The Chief Metropolitan Magistrate’s Court in Dhaka passed the order sending the activists to jail after they were produced before it, Xinhua reported.
Police placed before the court a 17-day remand plea for the activists, and the court fixed March 20 for hearing the remand plea.
The leaders and activists of former prime minister Khaleda Zia’s Bangladesh Nationalist Party (BNP) were charged with assaulting police and preventing them from discharging their duties in Dhaka during a rally Monday evening.
The defendants include many top opposition leaders like party chief whip Zainul Abdin Farroque, joint secretaries general Rizvi Ahmed and Amanullah Aman, and Shafiul Alam Prodhan, chief of the Jatiya Ganatantrik Party, an ally in the BNP-led 18-party alliance.
In protest against the detentions, lawyers of the BNP and its key ally Bangladesh Jamaat-e-Islami party staged demonstrations on the court premises Tuesday.
Earlier in the day, police charged the opposition activists with attacking law enforcers and exploding bombs during Monday’s rally.
During the raid on the BNP headquarters, police arrested about 200 opposition leaders, including BNP acting secretary general Mirza Fakhrul Islam Alamgir, who was released Tuesday.

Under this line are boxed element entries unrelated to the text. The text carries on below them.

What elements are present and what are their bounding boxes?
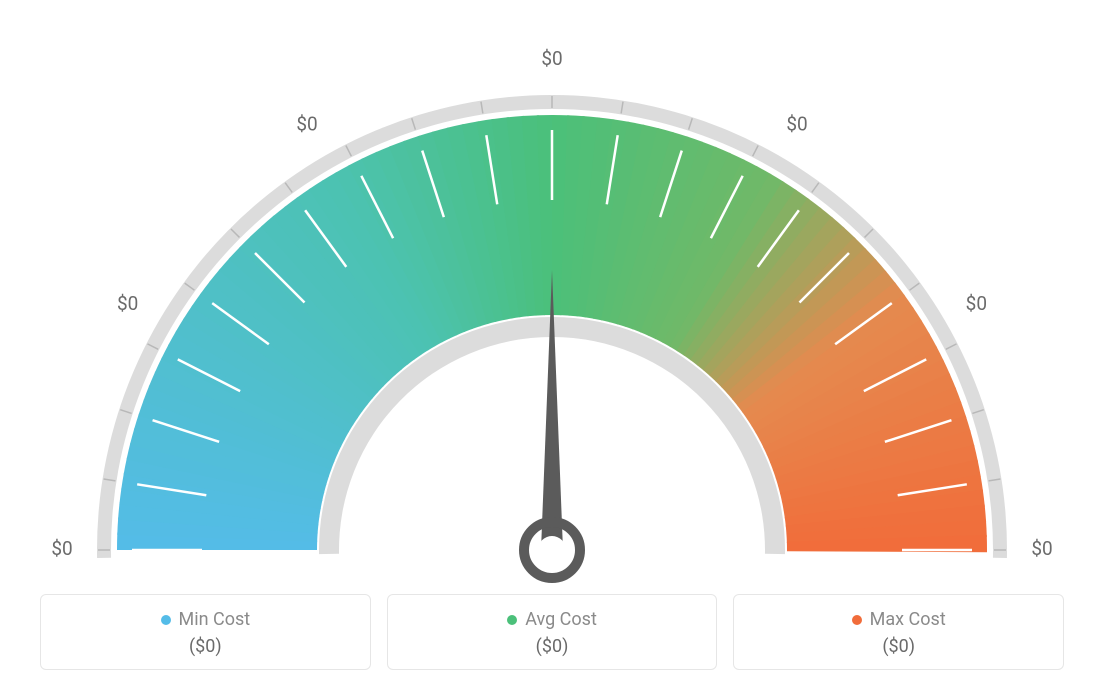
legend-card-min: Min Cost ($0) [40,594,371,670]
gauge-chart: $0 $0 $0 $0 $0 $0 $0 [42,40,1062,580]
legend-header-avg: Avg Cost [398,609,707,630]
legend-header-min: Min Cost [51,609,360,630]
legend-dot-min [161,615,171,625]
svg-text:$0: $0 [51,537,72,560]
legend-dot-avg [507,615,517,625]
legend-row: Min Cost ($0) Avg Cost ($0) Max Cost ($0… [40,594,1064,670]
legend-value-max: ($0) [744,636,1053,657]
gauge-svg: $0 $0 $0 $0 $0 $0 $0 [42,40,1062,600]
legend-label-avg: Avg Cost [525,609,597,630]
svg-text:$0: $0 [296,113,317,136]
svg-text:$0: $0 [117,292,138,315]
svg-text:$0: $0 [1031,537,1052,560]
legend-value-avg: ($0) [398,636,707,657]
legend-dot-max [852,615,862,625]
legend-label-max: Max Cost [870,609,946,630]
legend-card-avg: Avg Cost ($0) [387,594,718,670]
legend-card-max: Max Cost ($0) [733,594,1064,670]
svg-text:$0: $0 [786,113,807,136]
legend-value-min: ($0) [51,636,360,657]
svg-text:$0: $0 [966,292,987,315]
legend-header-max: Max Cost [744,609,1053,630]
legend-label-min: Min Cost [179,609,251,630]
svg-text:$0: $0 [541,47,562,70]
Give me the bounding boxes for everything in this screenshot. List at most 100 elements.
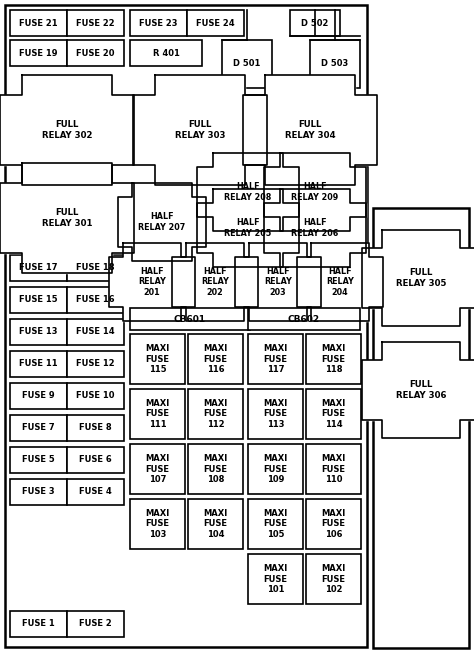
Text: MAXI
FUSE
115: MAXI FUSE 115	[146, 344, 170, 374]
Text: HALF
RELAY 205: HALF RELAY 205	[224, 218, 272, 238]
Text: FUSE 7: FUSE 7	[22, 424, 55, 432]
Polygon shape	[362, 342, 474, 438]
Bar	[310, 40, 360, 88]
Text: HALF
RELAY 206: HALF RELAY 206	[292, 218, 338, 238]
Text: MAXI
FUSE
112: MAXI FUSE 112	[203, 399, 228, 429]
Bar	[130, 389, 185, 439]
Text: FULL
RELAY 303: FULL RELAY 303	[175, 121, 225, 140]
Bar	[67, 479, 124, 505]
Bar	[67, 383, 124, 409]
Text: MAXI
FUSE
110: MAXI FUSE 110	[321, 454, 346, 484]
Text: FULL
RELAY 302: FULL RELAY 302	[42, 121, 92, 140]
Text: MAXI
FUSE
114: MAXI FUSE 114	[321, 399, 346, 429]
Text: FUSE 9: FUSE 9	[22, 391, 55, 400]
Bar	[10, 479, 67, 505]
Text: FUSE 16: FUSE 16	[76, 295, 115, 304]
Bar	[130, 10, 187, 36]
Text: HALF
RELAY 207: HALF RELAY 207	[138, 213, 186, 231]
Text: FUSE 15: FUSE 15	[19, 295, 58, 304]
Text: FULL
RELAY 305: FULL RELAY 305	[396, 269, 446, 288]
Bar	[67, 351, 124, 377]
Bar	[10, 447, 67, 473]
Polygon shape	[243, 75, 377, 185]
Text: MAXI
FUSE
113: MAXI FUSE 113	[264, 399, 288, 429]
Text: MAXI
FUSE
116: MAXI FUSE 116	[203, 344, 228, 374]
Text: FUSE 4: FUSE 4	[79, 488, 112, 497]
Text: FUSE 11: FUSE 11	[19, 359, 58, 368]
Polygon shape	[172, 243, 258, 321]
Text: D 501: D 501	[233, 59, 261, 68]
Bar	[306, 389, 361, 439]
Text: MAXI
FUSE
118: MAXI FUSE 118	[321, 344, 346, 374]
Text: CB602: CB602	[288, 314, 320, 323]
Bar	[248, 308, 360, 330]
Bar	[130, 334, 185, 384]
Bar	[248, 499, 303, 549]
Text: HALF
RELAY
203: HALF RELAY 203	[264, 267, 292, 297]
Text: MAXI
FUSE
103: MAXI FUSE 103	[146, 509, 170, 539]
Text: FUSE 14: FUSE 14	[76, 327, 115, 336]
Polygon shape	[197, 189, 299, 267]
Polygon shape	[264, 189, 366, 267]
Text: FUSE 22: FUSE 22	[76, 18, 115, 27]
Bar	[306, 554, 361, 604]
Bar	[188, 444, 243, 494]
Text: MAXI
FUSE
107: MAXI FUSE 107	[146, 454, 170, 484]
Text: FULL
RELAY 304: FULL RELAY 304	[285, 121, 335, 140]
Text: FUSE 18: FUSE 18	[76, 263, 115, 273]
Bar	[67, 287, 124, 313]
Text: R 401: R 401	[153, 48, 180, 57]
Text: FUSE 24: FUSE 24	[196, 18, 235, 27]
Text: MAXI
FUSE
117: MAXI FUSE 117	[264, 344, 288, 374]
Text: HALF
RELAY
204: HALF RELAY 204	[326, 267, 354, 297]
Bar	[10, 383, 67, 409]
Bar	[373, 208, 469, 648]
Polygon shape	[264, 153, 366, 231]
Polygon shape	[235, 243, 321, 321]
Bar	[306, 499, 361, 549]
Bar	[248, 334, 303, 384]
Polygon shape	[0, 163, 134, 273]
Bar	[130, 40, 202, 66]
Bar	[306, 444, 361, 494]
Text: HALF
RELAY 208: HALF RELAY 208	[224, 183, 272, 201]
Text: FUSE 13: FUSE 13	[19, 327, 58, 336]
Polygon shape	[197, 153, 299, 231]
Text: MAXI
FUSE
101: MAXI FUSE 101	[264, 564, 288, 594]
Text: MAXI
FUSE
106: MAXI FUSE 106	[321, 509, 346, 539]
Text: D 503: D 503	[321, 59, 348, 68]
Text: MAXI
FUSE
104: MAXI FUSE 104	[203, 509, 228, 539]
Text: FUSE 5: FUSE 5	[22, 456, 55, 464]
Bar	[67, 611, 124, 637]
Text: FULL
RELAY 301: FULL RELAY 301	[42, 208, 92, 228]
Bar	[5, 5, 367, 647]
Bar	[10, 415, 67, 441]
Bar	[67, 10, 124, 36]
Text: FUSE 20: FUSE 20	[76, 48, 115, 57]
Bar	[222, 40, 272, 88]
Text: FUSE 8: FUSE 8	[79, 424, 112, 432]
Text: MAXI
FUSE
102: MAXI FUSE 102	[321, 564, 346, 594]
Text: HALF
RELAY
201: HALF RELAY 201	[138, 267, 166, 297]
Polygon shape	[297, 243, 383, 321]
Text: FUSE 2: FUSE 2	[79, 619, 112, 629]
Text: FUSE 10: FUSE 10	[76, 391, 115, 400]
Text: MAXI
FUSE
105: MAXI FUSE 105	[264, 509, 288, 539]
Text: D 502: D 502	[301, 18, 328, 27]
Bar	[10, 611, 67, 637]
Text: FUSE 21: FUSE 21	[19, 18, 58, 27]
Bar	[67, 415, 124, 441]
Bar	[248, 389, 303, 439]
Bar	[10, 319, 67, 345]
Text: MAXI
FUSE
111: MAXI FUSE 111	[146, 399, 170, 429]
Polygon shape	[118, 183, 206, 261]
Bar	[130, 499, 185, 549]
Bar	[67, 319, 124, 345]
Text: FUSE 1: FUSE 1	[22, 619, 55, 629]
Bar	[188, 499, 243, 549]
Bar	[188, 334, 243, 384]
Text: FUSE 17: FUSE 17	[19, 263, 58, 273]
Bar	[130, 308, 250, 330]
Bar	[306, 334, 361, 384]
Text: FUSE 6: FUSE 6	[79, 456, 112, 464]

Police raided the BNP office less than an hour after the party announced countrywide dawn-to-dusk hartal for Tuesday, claiming that blasts were aimed at foiling the opposition rally Monday.

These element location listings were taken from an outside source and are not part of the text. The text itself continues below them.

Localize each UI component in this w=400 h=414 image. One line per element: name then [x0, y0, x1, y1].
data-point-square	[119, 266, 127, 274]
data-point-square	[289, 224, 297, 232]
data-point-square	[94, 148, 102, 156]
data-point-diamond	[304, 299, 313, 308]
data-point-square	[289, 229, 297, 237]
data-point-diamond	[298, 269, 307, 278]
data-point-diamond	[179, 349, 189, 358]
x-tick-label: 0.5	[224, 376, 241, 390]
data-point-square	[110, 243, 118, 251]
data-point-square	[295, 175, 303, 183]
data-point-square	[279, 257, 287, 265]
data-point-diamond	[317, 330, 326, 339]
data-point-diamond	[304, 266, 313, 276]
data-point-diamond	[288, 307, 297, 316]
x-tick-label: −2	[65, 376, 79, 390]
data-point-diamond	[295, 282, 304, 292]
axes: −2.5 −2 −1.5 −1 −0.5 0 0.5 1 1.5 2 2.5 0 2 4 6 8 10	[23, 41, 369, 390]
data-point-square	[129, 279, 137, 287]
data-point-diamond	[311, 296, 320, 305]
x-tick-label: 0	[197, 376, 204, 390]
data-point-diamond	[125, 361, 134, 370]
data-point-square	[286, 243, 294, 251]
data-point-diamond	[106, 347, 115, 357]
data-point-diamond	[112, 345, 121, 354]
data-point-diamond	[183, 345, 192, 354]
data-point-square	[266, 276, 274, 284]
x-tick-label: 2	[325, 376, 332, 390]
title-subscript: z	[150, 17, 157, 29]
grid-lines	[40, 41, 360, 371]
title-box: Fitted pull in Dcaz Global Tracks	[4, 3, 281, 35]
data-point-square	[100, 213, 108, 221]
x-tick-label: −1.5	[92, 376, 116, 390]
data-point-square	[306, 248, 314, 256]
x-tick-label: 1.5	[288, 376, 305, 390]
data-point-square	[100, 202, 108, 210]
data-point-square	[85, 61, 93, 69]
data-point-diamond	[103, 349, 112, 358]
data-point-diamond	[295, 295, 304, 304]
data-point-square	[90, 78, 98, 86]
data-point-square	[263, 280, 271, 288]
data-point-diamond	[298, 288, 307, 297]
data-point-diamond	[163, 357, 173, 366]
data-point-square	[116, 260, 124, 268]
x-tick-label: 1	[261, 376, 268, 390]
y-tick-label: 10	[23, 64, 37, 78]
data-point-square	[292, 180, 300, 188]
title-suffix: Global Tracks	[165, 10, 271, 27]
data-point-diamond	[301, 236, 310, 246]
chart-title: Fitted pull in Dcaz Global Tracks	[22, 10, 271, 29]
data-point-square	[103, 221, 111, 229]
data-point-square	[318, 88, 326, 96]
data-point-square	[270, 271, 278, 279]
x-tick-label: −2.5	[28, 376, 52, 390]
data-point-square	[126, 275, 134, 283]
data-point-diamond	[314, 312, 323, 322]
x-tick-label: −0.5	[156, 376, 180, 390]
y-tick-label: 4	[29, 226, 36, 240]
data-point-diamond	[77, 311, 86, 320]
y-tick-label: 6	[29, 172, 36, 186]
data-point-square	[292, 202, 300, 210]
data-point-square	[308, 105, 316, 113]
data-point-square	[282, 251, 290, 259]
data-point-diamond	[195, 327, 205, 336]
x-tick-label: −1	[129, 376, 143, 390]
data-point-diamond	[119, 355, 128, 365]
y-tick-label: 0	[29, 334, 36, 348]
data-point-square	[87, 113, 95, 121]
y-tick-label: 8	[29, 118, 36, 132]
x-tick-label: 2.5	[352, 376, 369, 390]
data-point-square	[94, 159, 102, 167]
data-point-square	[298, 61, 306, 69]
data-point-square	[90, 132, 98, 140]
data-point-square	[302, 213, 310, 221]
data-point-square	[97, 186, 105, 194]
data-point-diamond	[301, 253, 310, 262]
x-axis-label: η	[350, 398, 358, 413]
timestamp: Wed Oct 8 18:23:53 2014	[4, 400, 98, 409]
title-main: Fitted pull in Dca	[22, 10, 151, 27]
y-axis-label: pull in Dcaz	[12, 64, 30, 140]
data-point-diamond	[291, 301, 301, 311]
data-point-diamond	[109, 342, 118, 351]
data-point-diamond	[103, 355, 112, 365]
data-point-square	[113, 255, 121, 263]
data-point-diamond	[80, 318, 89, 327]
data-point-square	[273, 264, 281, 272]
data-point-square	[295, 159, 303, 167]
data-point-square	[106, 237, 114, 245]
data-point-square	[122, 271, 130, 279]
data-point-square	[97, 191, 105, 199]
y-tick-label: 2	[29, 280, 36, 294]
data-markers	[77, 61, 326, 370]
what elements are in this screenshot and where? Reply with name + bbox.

The rally was called to protest at what the BNP said was government’s corruption, misrule, oppression and “mass killings”.
On Feb 28, at least 76 people including several policemen and dozens of activists were killed and hundreds of others injured in riots that erupted after a tribunal awarded death sentence to Jamaat vice president Delwar Hosssain Sayeede for war crimes in 1971.
The BNP standing committee at an emergency meeting Monday night called for two more strike March 18 and 19, if it did not release the detained opposition leaders by Thursday.
Bangladesh Home Minister M.K. Alamgir defended the police action saying, “they (police) have the right to take actions against miscreants”.
Asked whether the police raid was logical, he said that “law permits police to enter anywhere to arrest or resist miscreants”.